Arch Pathol Lab Med. 2011 Dec 2. [Epub ahead of print]
Idiopathic Pulmonary Fibrosis May Be a Disease of Recurrent, Tractional Injury to the Periphery of the Aging Lung: A Unifying Hypothesis Regarding Etiology and Pathogenesis.
Leslie KO.
Abstract
Context.-Idiopathic pulmonary fibrosis is a progressive, fatal lung disease occurring in older individuals. Despite 50 years of accrued data about the disease, little progress has been made in slowing functional loss or in decreasing patient mortality. Objective.-To present a novel hypothesis on the etiology and pathogenesis of idiopathic pulmonary fibrosis. Design.-Published data are reviewed regarding the epidemiology, clinical presentation, natural history, radiologic findings, and pathologic findings in patients with idiopathic pulmonary fibrosis. Results.-Patients with idiopathic pulmonary fibrosis may be predisposed genetically to tractional injury to the peripheral lung. The result is recurrent damage to the epithelial-mesenchymal interface, preferentially at the outer edges of the basilar lung lobules where tractional stress is high during inspiration, compliance is relatively low, and there is a greater tendency for alveolar collapse at end-expiration. A distinctive "reticular network of injury" (the fibroblast focus) forms, attended by a prolonged phase of wound repair (tear and slow repair). Discrete areas of alveolar collapse are observed in scar at the periphery of the lung lobules. The cycle repeats over many years resulting in progressive fibrous remodeling and replacement of the alveoli in a lobule by bronchiolar cysts surrounded by scar (honeycomb lung).

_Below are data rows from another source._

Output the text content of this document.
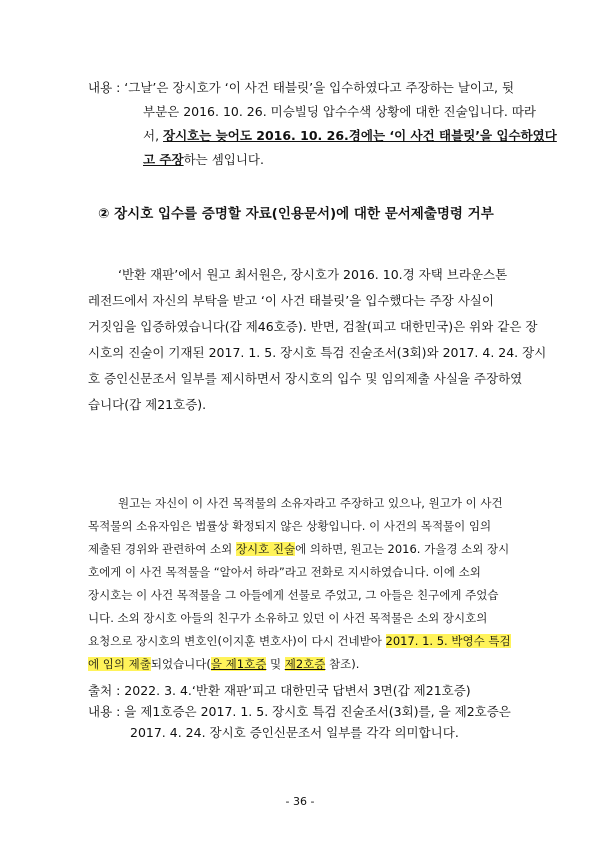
내용 : ‘그날’은 장시호가 ‘이 사건 태블릿’을 입수하였다고 주장하는 날이고, 뒷
부분은 2016. 10. 26. 미승빌딩 압수수색 상황에 대한 진술입니다. 따라
서, 장시호는 늦어도 2016. 10. 26.경에는 ‘이 사건 태블릿’을 입수하였다
고 주장하는 셈입니다.
② 장시호 입수를 증명할 자료(인용문서)에 대한 문서제출명령 거부
‘반환 재판’에서 원고 최서원은, 장시호가 2016. 10.경 자택 브라운스톤
레전드에서 자신의 부탁을 받고 ‘이 사건 태블릿’을 입수했다는 주장 사실이
거짓임을 입증하였습니다(갑 제46호증). 반면, 검찰(피고 대한민국)은 위와 같은 장
시호의 진술이 기재된 2017. 1. 5. 장시호 특검 진술조서(3회)와 2017. 4. 24. 장시
호 증인신문조서 일부를 제시하면서 장시호의 입수 및 임의제출 사실을 주장하였
습니다(갑 제21호증).
원고는 자신이 이 사건 목적물의 소유자라고 주장하고 있으나, 원고가 이 사건
목적물의 소유자임은 법률상 확정되지 않은 상황입니다. 이 사건의 목적물이 임의
제출된 경위와 관련하여 소외 장시호 진술에 의하면, 원고는 2016. 가을경 소외 장시
호에게 이 사건 목적물을 “알아서 하라”라고 전화로 지시하였습니다. 이에 소외
장시호는 이 사건 목적물을 그 아들에게 선물로 주었고, 그 아들은 친구에게 주었습
니다. 소외 장시호 아들의 친구가 소유하고 있던 이 사건 목적물은 소외 장시호의
요청으로 장시호의 변호인(이지훈 변호사)이 다시 건네받아 2017. 1. 5. 박영수 특검
에 임의 제출되었습니다(을 제1호증 및 제2호증 참조).
출처 : 2022. 3. 4.‘반환 재판’피고 대한민국 답변서 3면(갑 제21호증)
내용 : 을 제1호증은 2017. 1. 5. 장시호 특검 진술조서(3회)를, 을 제2호증은
2017. 4. 24. 장시호 증인신문조서 일부를 각각 의미합니다.
- 36 -
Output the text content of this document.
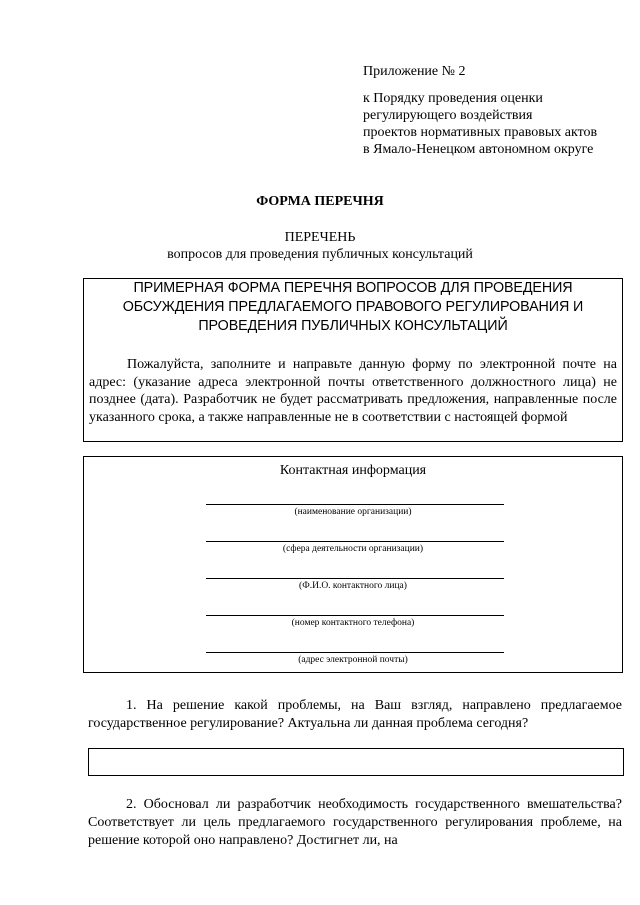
Приложение № 2
к Порядку проведения оценки
регулирующего воздействия
проектов нормативных правовых актов
в Ямало-Ненецком автономном округе
ФОРМА ПЕРЕЧНЯ
ПЕРЕЧЕНЬ
вопросов для проведения публичных консультаций
ПРИМЕРНАЯ ФОРМА ПЕРЕЧНЯ ВОПРОСОВ ДЛЯ ПРОВЕДЕНИЯ
ОБСУЖДЕНИЯ ПРЕДЛАГАЕМОГО ПРАВОВОГО РЕГУЛИРОВАНИЯ И
ПРОВЕДЕНИЯ ПУБЛИЧНЫХ КОНСУЛЬТАЦИЙ
Пожалуйста, заполните и направьте данную форму по электронной почте на адрес: (указание адреса электронной почты ответственного должностного лица) не позднее (дата). Разработчик не будет рассматривать предложения, направленные после указанного срока, а также направленные не в соответствии с настоящей формой
Контактная информация
(наименование организации)
(сфера деятельности организации)
(Ф.И.О. контактного лица)
(номер контактного телефона)
(адрес электронной почты)
1. На решение какой проблемы, на Ваш взгляд, направлено предлагаемое государственное регулирование? Актуальна ли данная проблема сегодня?
2. Обосновал ли разработчик необходимость государственного вмешательства? Соответствует ли цель предлагаемого государственного регулирования проблеме, на решение которой оно направлено? Достигнет ли, на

Abnormalities in surfactant function are proposed as a potential mechanism of initial lung damage. Age of onset may be a function of a required threshold of environmental exposures (eg, cigarette smoking) or other comorbid injury to the aging lung. Conclusions.-Evidence supporting this hypothesis is presented and potential mechanisms are discussed. A potential role for contributing cofactors is presented.